Tribes tended to roam over large regions, often taking years to return a
favorite food source. This practice allowed the places where they hunted and
foraged sufficient time to regenerate.
That the Aborigines lived and
worked as a hunter-gatherer co-operatives is well documented, and it’s thought
by some that they did so much earlier than other tribes on the planet. Their
hunters used spears, tipped with stone points, clubs and boomerangs to
kill large and small animals. They used nets fish and fowl, weaving them reeds
or grass to create traps held by sticks they pushed into the water.
The women would search the
ground with digging sticks for small animals in burrows and edible berries,
eaten whole or ground into flour. They’d return to camp in the early
afternoon, having gathered firewood during their foraging, which they would use
to set up campfires in preparation for cooking the men’s catches of the day.

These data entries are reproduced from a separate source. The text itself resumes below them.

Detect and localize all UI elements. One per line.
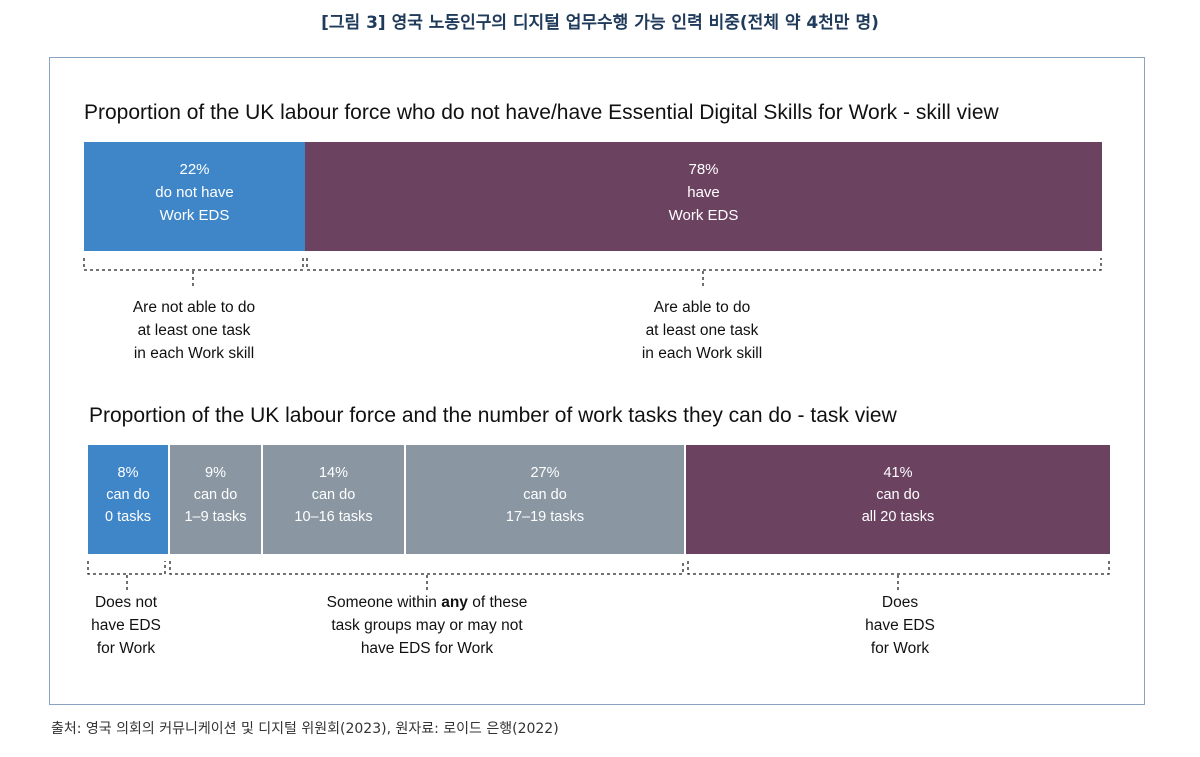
bracket-0-tasks	[87, 561, 166, 575]
annotation-line: at least one task	[645, 322, 759, 339]
annotation-line: for Work	[96, 640, 156, 657]
annotation-does-not-have-eds: Does not have EDS for Work	[76, 591, 176, 660]
bracket-all-tasks	[687, 561, 1110, 575]
annotation-emphasis: any	[441, 594, 468, 611]
segment-label-line: Work EDS	[668, 207, 739, 224]
segment-label-line: 9%	[205, 465, 226, 481]
segment-label-line: 17–19 tasks	[505, 509, 585, 525]
bar-segment-0-tasks: 8% can do 0 tasks	[88, 445, 168, 554]
bar-segment-no-eds: 22% do not have Work EDS	[84, 142, 305, 251]
segment-label-line: do not have	[155, 184, 234, 201]
annotation-line: in each Work skill	[641, 345, 763, 362]
segment-label-line: can do	[876, 487, 920, 503]
bar-segment-all-20-tasks: 41% can do all 20 tasks	[686, 445, 1110, 554]
segment-label-line: 14%	[318, 465, 349, 481]
annotation-does-have-eds: Does have EDS for Work	[845, 591, 955, 660]
annotation-line: have EDS	[91, 617, 161, 634]
segment-label-line: all 20 tasks	[861, 509, 935, 525]
segment-label-line: 1–9 tasks	[184, 509, 247, 525]
annotation-not-able: Are not able to do at least one task in …	[94, 296, 294, 365]
chart-frame	[49, 57, 1145, 705]
annotation-line: have EDS for Work	[360, 640, 494, 657]
segment-label-line: can do	[106, 487, 150, 503]
annotation-line: at least one task	[137, 322, 251, 339]
segment-label-line: can do	[523, 487, 567, 503]
annotation-line: have EDS	[865, 617, 935, 634]
annotation-line: Does not	[94, 594, 158, 611]
annotation-text: of these	[467, 594, 528, 611]
segment-label-line: 41%	[883, 465, 913, 481]
annotation-line: Are able to do	[653, 299, 751, 316]
bar-segment-1-9-tasks: 9% can do 1–9 tasks	[170, 445, 261, 554]
segment-label-line: 27%	[530, 465, 560, 481]
chart-title-skill-view: Proportion of the UK labour force who do…	[84, 101, 999, 124]
annotation-line: Someone within any of these	[292, 591, 562, 614]
segment-label-line: Work EDS	[159, 207, 230, 224]
annotation-line: in each Work skill	[133, 345, 255, 362]
segment-label-line: 78%	[688, 161, 719, 178]
segment-label-line: 8%	[117, 465, 139, 481]
segment-label-line: have	[687, 184, 720, 201]
segment-label-line: can do	[193, 487, 238, 503]
annotation-line: Are not able to do	[132, 299, 256, 316]
bracket-no-eds	[83, 258, 304, 271]
segment-label-line: 10–16 tasks	[294, 509, 373, 525]
bar-segment-10-16-tasks: 14% can do 10–16 tasks	[263, 445, 404, 554]
bar-segment-17-19-tasks: 27% can do 17–19 tasks	[406, 445, 684, 554]
annotation-able: Are able to do at least one task in each…	[590, 296, 814, 365]
bracket-have-eds	[306, 258, 1102, 271]
segment-label-line: 0 tasks	[105, 509, 151, 525]
annotation-any-task-group: Someone within any of these task groups …	[292, 591, 562, 660]
annotation-line: for Work	[870, 640, 930, 657]
annotation-line: task groups may or may not	[331, 617, 523, 634]
segment-label-line: can do	[311, 487, 356, 503]
chart-title-task-view: Proportion of the UK labour force and th…	[89, 404, 897, 427]
figure-title: [그림 3] 영국 노동인구의 디지털 업무수행 가능 인력 비중(전체 약 4…	[321, 13, 879, 33]
annotation-text: Someone within	[326, 594, 442, 611]
bar-segment-have-eds: 78% have Work EDS	[305, 142, 1102, 251]
bracket-task-groups	[169, 561, 684, 575]
annotation-line: Does	[881, 594, 919, 611]
segment-label-line: 22%	[179, 161, 210, 178]
source-note: 출처: 영국 의회의 커뮤니케이션 및 디지털 위원회(2023), 원자료: …	[51, 721, 559, 737]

At their campsites, Aborigines
constructed simple huts, called mia-mias, using stone hatchets to remove
sheets of bark from trees. They would place these on the ground and prop them
up, using large branches, creating sufficient space underneath for family
members to sit or sleep.
Aboriginal Dreamtime and The Land
To understand Aboriginal
culture and the importance of its high regard of the land, you have to
understand to understand “The Dreamtime.” While non-aboriginals can never be
privileged to delve into the secret origins and rituals of The Dreamtime, they
can understand philosophically and spiritually that The Dreamtime is the
Aborigines’ grand story of creation and their place in it. The Dreamtime was
the beginning of knowledge, from which came the laws of existence. For survival,
these laws had to be strictly observed.
Before creation, the earth was
a flat surface and dark. Beneath its surface, unknown forms of life, ancestor
beings, were asleep. When creation began, they broke through the crust of the
earth with a tumultuous force. The sun rose out of the ground with them,
bringing light to the land for the first time.

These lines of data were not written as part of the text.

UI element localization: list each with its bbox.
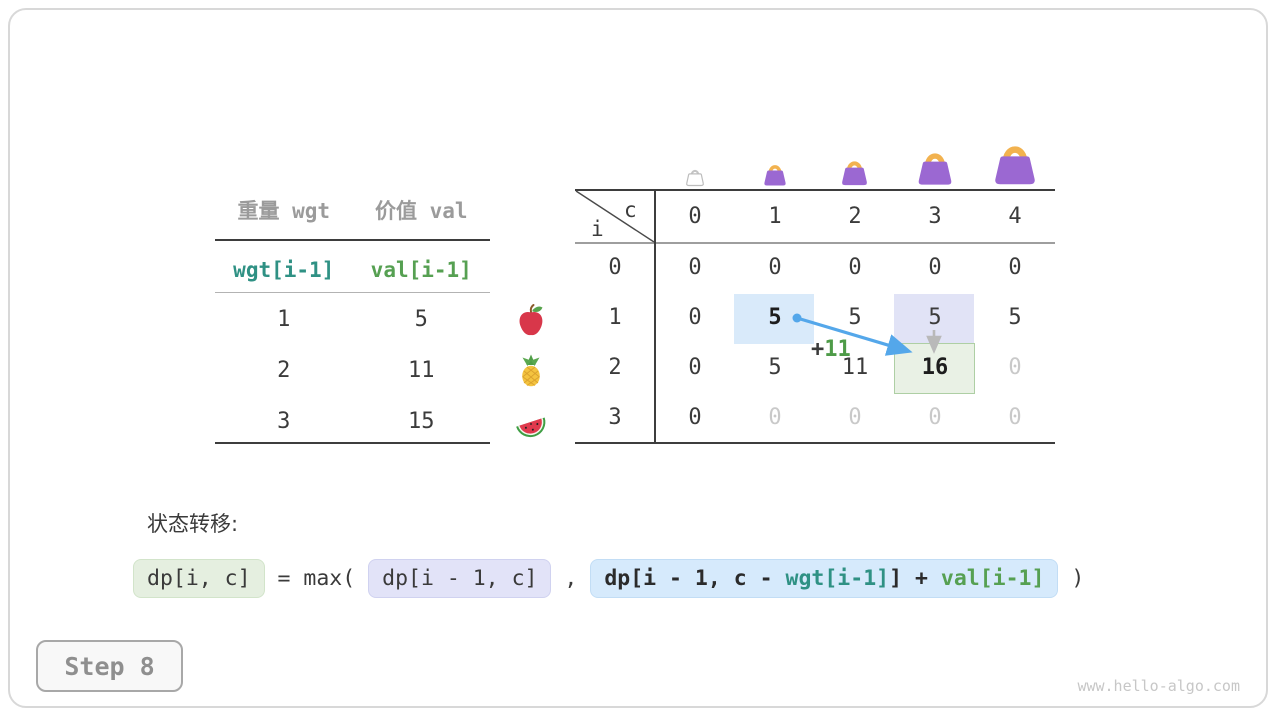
transition-formula: dp[i, c] = max( dp[i - 1, c] , dp[i - 1,…	[133, 559, 1084, 598]
formula-arg1-chip: dp[i - 1, c]	[368, 559, 552, 598]
dp-col-header-3: 3	[928, 204, 942, 229]
dp-cell-3-3: 0	[928, 405, 942, 430]
dp-col-header-1: 1	[768, 204, 782, 229]
arg2-wgt-term: wgt[i-1]	[785, 566, 890, 591]
items-header-weight: 重量 wgt	[237, 199, 331, 223]
formula-close-paren: )	[1058, 566, 1085, 591]
dp-cell-1-0: 0	[688, 305, 702, 330]
dp-col-header-2: 2	[848, 204, 862, 229]
dp-cell-0-4: 0	[1008, 255, 1022, 280]
transition-section-label: 状态转移:	[147, 512, 239, 536]
wgt-index-label: wgt[i-1]	[233, 258, 335, 282]
item1-weight: 1	[277, 307, 291, 332]
dp-row-header-0: 0	[608, 255, 622, 280]
step-badge: Step 8	[36, 640, 183, 692]
apple-icon	[519, 304, 543, 336]
dp-col-header-4: 4	[1008, 204, 1022, 229]
dp-cell-3-1: 0	[768, 405, 782, 430]
items-table-header: 重量 wgt 价值 val	[215, 196, 490, 226]
handbag-icon-c4	[995, 146, 1035, 185]
dp-cell-2-2: 11	[841, 355, 869, 380]
items-table-row-2: 2 11	[215, 356, 490, 386]
dp-cell-2-3: 16	[921, 355, 949, 380]
item3-weight: 3	[277, 409, 291, 434]
items-header-value: 价值 val	[374, 199, 468, 223]
pineapple-icon	[522, 354, 540, 387]
items-table-index-row: wgt[i-1] val[i-1]	[215, 255, 490, 285]
dp-cell-3-0: 0	[688, 405, 702, 430]
items-table-divider-bottom	[215, 442, 490, 444]
dp-col-header-0: 0	[688, 204, 702, 229]
items-table-divider-top	[215, 239, 490, 241]
item2-value: 11	[408, 358, 435, 383]
dp-cell-0-0: 0	[688, 255, 702, 280]
dp-cell-0-1: 0	[768, 255, 782, 280]
formula-lhs-chip: dp[i, c]	[133, 559, 265, 598]
corner-col-var-label: c	[624, 198, 637, 222]
item2-weight: 2	[277, 358, 291, 383]
formula-comma: ,	[551, 566, 591, 591]
dp-cell-0-3: 0	[928, 255, 942, 280]
corner-row-var-label: i	[591, 217, 604, 241]
items-table-row-3: 3 15	[215, 407, 490, 437]
dp-row-header-2: 2	[608, 355, 622, 380]
dp-row-header-3: 3	[608, 405, 622, 430]
dp-cell-2-1: 5	[768, 355, 782, 380]
arg2-prefix: dp[i - 1, c -	[604, 566, 786, 591]
formula-arg2-chip: dp[i - 1, c - wgt[i-1]] + val[i-1]	[590, 559, 1059, 598]
handbag-icon-c2	[842, 161, 867, 186]
items-table-row-1: 1 5	[215, 305, 490, 335]
item1-value: 5	[414, 307, 428, 332]
arg2-mid: ] +	[889, 566, 941, 591]
formula-eq-max: = max(	[264, 566, 369, 591]
dp-row-header-1: 1	[608, 305, 622, 330]
dp-cell-3-4: 0	[1008, 405, 1022, 430]
handbag-icon-c1	[764, 165, 786, 186]
dp-table-vertical-divider	[654, 190, 656, 443]
dp-cell-2-4: 0	[1008, 355, 1022, 380]
val-index-label: val[i-1]	[370, 258, 472, 282]
added-value: 11	[824, 337, 851, 362]
arg2-val-term: val[i-1]	[940, 566, 1045, 591]
dp-cell-1-1: 5	[768, 305, 782, 330]
dp-cell-0-2: 0	[848, 255, 862, 280]
transition-add-annotation: +11	[811, 336, 851, 364]
items-table-divider-mid	[215, 292, 490, 293]
dp-table-border-bottom	[575, 442, 1055, 444]
dp-cell-1-4: 5	[1008, 305, 1022, 330]
watermark: www.hello-algo.com	[1077, 677, 1240, 695]
watermelon-icon	[516, 417, 546, 438]
dp-cell-2-0: 0	[688, 355, 702, 380]
plus-sign: +	[811, 337, 825, 362]
dp-cell-3-2: 0	[848, 405, 862, 430]
dp-table-border-top	[575, 189, 1055, 191]
handbag-outline-icon-c0	[686, 169, 704, 187]
dp-cell-1-3: 5	[928, 305, 942, 330]
item3-value: 15	[408, 409, 435, 434]
handbag-icon-c3	[918, 153, 952, 185]
dp-table-header-divider	[575, 242, 1055, 244]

These supernatural beings, or
Totemic Ancestors, resembled creatures or plants and were half human. They moved
across the barren surface of the world. They traveled hunted and fought, and
changed the form of the land. In their journeys, they created the landscape –
the mountains, the rivers, the trees, waterholes, plains and sand hills. They
created the Aboriginal people, who are their descendants. They made the Ant,
Grasshopper, Emu, Eagle, Crow, Parrot, Wallaby, Kangaroo, Lizard, Snake and all
food plants.
They made the natural elements:
Water, Air, Fire. They made all the celestial bodies: the Sun, the Moon and the
Stars. Then, wearied from all their activity, the mythical creatures sank back
into the earth and returned to their state of sleep.
Sometimes their spirits turned
into rocks or trees, or a part of the landscape. These became sacred places, to
be seen only by initiated men.
Aborigines Today
Aboriginal tribes no longer
inhabit Mungo National Park. They live in small townships nearby
locally employed or living on government grants.
How to Get There:
Fly from Melbourne, Victoria or
Sydney to Mildura, Western Victoria. Drive 100 kilometers (62 miles) to the
park. You can rent a car or hire a private vehicle with a tour operator escort.
Best Experiences:
The Walls of China high dunes
of vibrant orange and white sands 30 meters (100 feet).
At sunset, the view and the silence are an ultimate experience!
Star Gazing
Because Mungo Park is 100
kilometers from the nearest town, the air is pristine. The night sky is
luminous, with stars creating a breathtaking vista.
Heritage Value
While Mungo National Park preserves Aboriginal ancestral homeland, artifacts and ancient burial sites, it constitutes only about 10% of the 240,000-hectare (97,000-acre) World Heritage Site. The remainder is pastureland regrettably not governed by conservation agreements.